The persistent belief that the artist’s never-ending candidacy is the victim of snobbery and prejudice towards popular culture, not to mention towards Americans, is probably well founded. Other factors should not be ignored. It is less a question of whether purblind Swedish professors can understand Dylan’s work than of explaining what it is they are being asked to understand. Plenty of reluctant witnesses to his career have had that problem down the years. Calling him an artist is easy. Stating the nature of the art is a trickier task. Ginsberg’s ‘poetry-music’ had been a good stab at a definition, but it was not a complete description.

In January 1998, Dylan did a few shows with Van Morrison. In February, he dispatched another note of condolence and praise, this time to a funeral mass in Jackson, Tennessee. Carl Perkins, peer to Elvis, writer of ‘Blue Suede Shoes’, had died of throat cancer, aged just 65. Dylan’s note read: ‘He really stood for freedom. That whole sound stood for all degrees of freedom. It would just jump off the turntable. We wanted to go where that was happening.’ If there is an art to writing such things, Dylan was becoming adept.

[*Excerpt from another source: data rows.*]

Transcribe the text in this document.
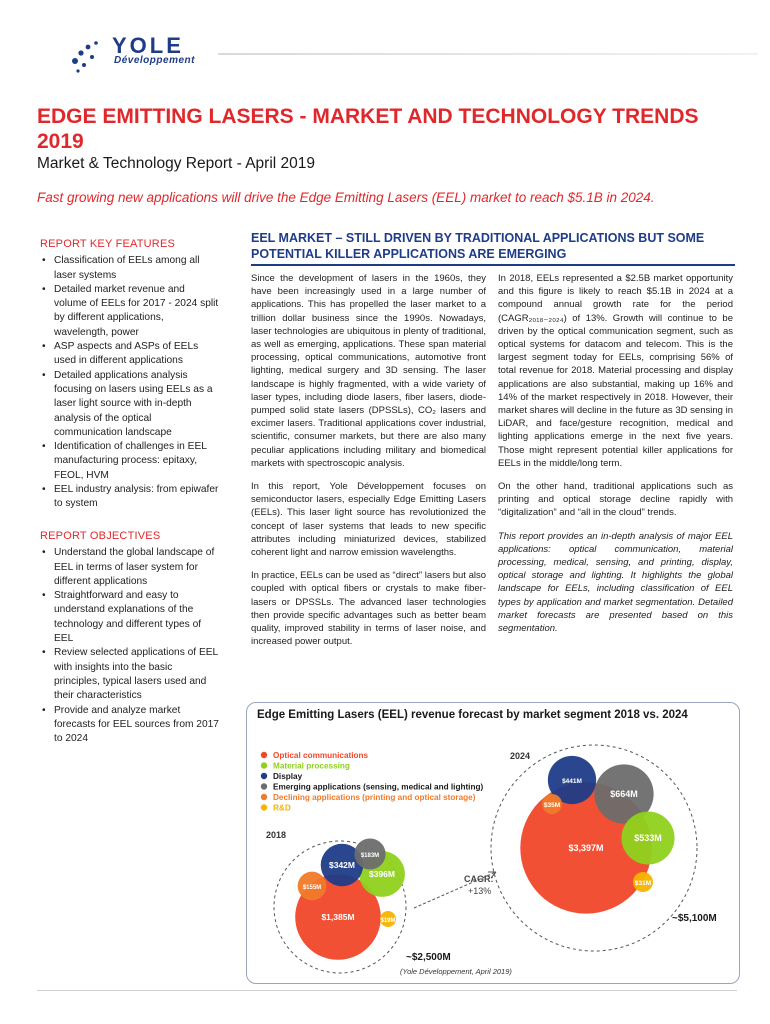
YOLE
Développement
EDGE EMITTING LASERS - MARKET AND TECHNOLOGY TRENDS 2019
Market & Technology Report - April 2019
Fast growing new applications will drive the Edge Emitting Lasers (EEL) market to reach $5.1B in 2024.
REPORT KEY FEATURES
• Classification of EELs among all laser systems
• Detailed market revenue and volume of EELs for 2017 - 2024 split by different applications, wavelength, power
• ASP aspects and ASPs of EELs used in different applications
• Detailed applications analysis focusing on lasers using EELs as a laser light source with in-depth analysis of the optical communication landscape
• Identification of challenges in EEL manufacturing process: epitaxy, FEOL, HVM
• EEL industry analysis: from epiwafer to system
REPORT OBJECTIVES
• Understand the global landscape of EEL in terms of laser system for different applications
• Straightforward and easy to understand explanations of the technology and different types of EEL
• Review selected applications of EEL with insights into the basic principles, typical lasers used and their characteristics
• Provide and analyze market forecasts for EEL sources from 2017 to 2024
EEL MARKET – STILL DRIVEN BY TRADITIONAL APPLICATIONS BUT SOME POTENTIAL KILLER APPLICATIONS ARE EMERGING

Since the development of lasers in the 1960s, they have been increasingly used in a large number of applications. This has propelled the laser market to a trillion dollar business since the 1990s. Nowadays, laser technologies are ubiquitous in plenty of traditional, as well as emerging, applications. These span material processing, optical communications, automotive front lighting, medical surgery and 3D sensing. The laser landscape is highly fragmented, with a wide variety of laser types, including diode lasers, fiber lasers, diode-pumped solid state lasers (DPSSLs), CO₂ lasers and excimer lasers. Traditional applications cover industrial, scientific, consumer markets, but there are also many peculiar applications including military and biomedical markets with spectroscopic analysis.

In this report, Yole Développement focuses on semiconductor lasers, especially Edge Emitting Lasers (EELs). This laser light source has revolutionized the concept of laser systems that leads to new specific attributes including miniaturized devices, stabilized coherent light and narrow emission wavelengths.

In practice, EELs can be used as “direct” lasers but also coupled with optical fibers or crystals to make fiber-lasers or DPSSLs. The advanced laser technologies then provide specific advantages such as better beam quality, improved stability in terms of laser noise, and increased power output.

In 2018, EELs represented a $2.5B market opportunity and this figure is likely to reach $5.1B in 2024 at a compound annual growth rate for the period (CAGR₂₀₁₈₋₂₀₂₄) of 13%. Growth will continue to be driven by the optical communication segment, such as optical systems for datacom and telecom. This is the largest segment today for EELs, comprising 56% of total revenue for 2018. Material processing and display applications are also substantial, making up 16% and 14% of the market respectively in 2018. However, their market shares will decline in the future as 3D sensing in LiDAR, and face/gesture recognition, medical and lighting applications emerge in the next five years. Those might represent potential killer applications for EELs in the middle/long term.

On the other hand, traditional applications such as printing and optical storage decline rapidly with “digitalization” and “all in the cloud” trends.

This report provides an in-depth analysis of major EEL applications: optical communication, material processing, medical, sensing, and printing, display, optical storage and lighting. It highlights the global landscape for EELs, including classification of EEL types by application and market segmentation. Detailed market forecasts are presented based on this segmentation.

Optical communications
Material processing
Display
Emerging applications (sensing, medical and lighting)
Declining applications (printing and optical storage)
R&D
2018
2024
$1,385M
$396M
$342M
$183M
$155M
$19M
$3,397M
$664M
$533M
$441M
$35M
$31M
~$2,500M
~$5,100M
CAGR:
+13%
(Yole Développement, April 2019)
Edge Emitting Lasers (EEL) revenue forecast by market segment 2018 vs. 2024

March found him in South America, taking the money (presumably very good money) and swallowing whatever pride was involved in serving as an opening act for the Rolling Stones. In May, as though to prove that finding a new, younger audience was not at all times his priority, he was performing concerts jointly with Joni Mitchell. That month he also found another set of fine and sincere words for the recently deceased Frank Sinatra. None of this activity was of any real significance. As in the aftermath of
Oh Mercy
, Dylan seemed already to have decided that a creative renaissance could wait. Room had been found in his concerts for songs from
Time Out of Mind
, but if he was eager to write more, he showed no urgent sign of desire. Patently, making albums was an afterthought.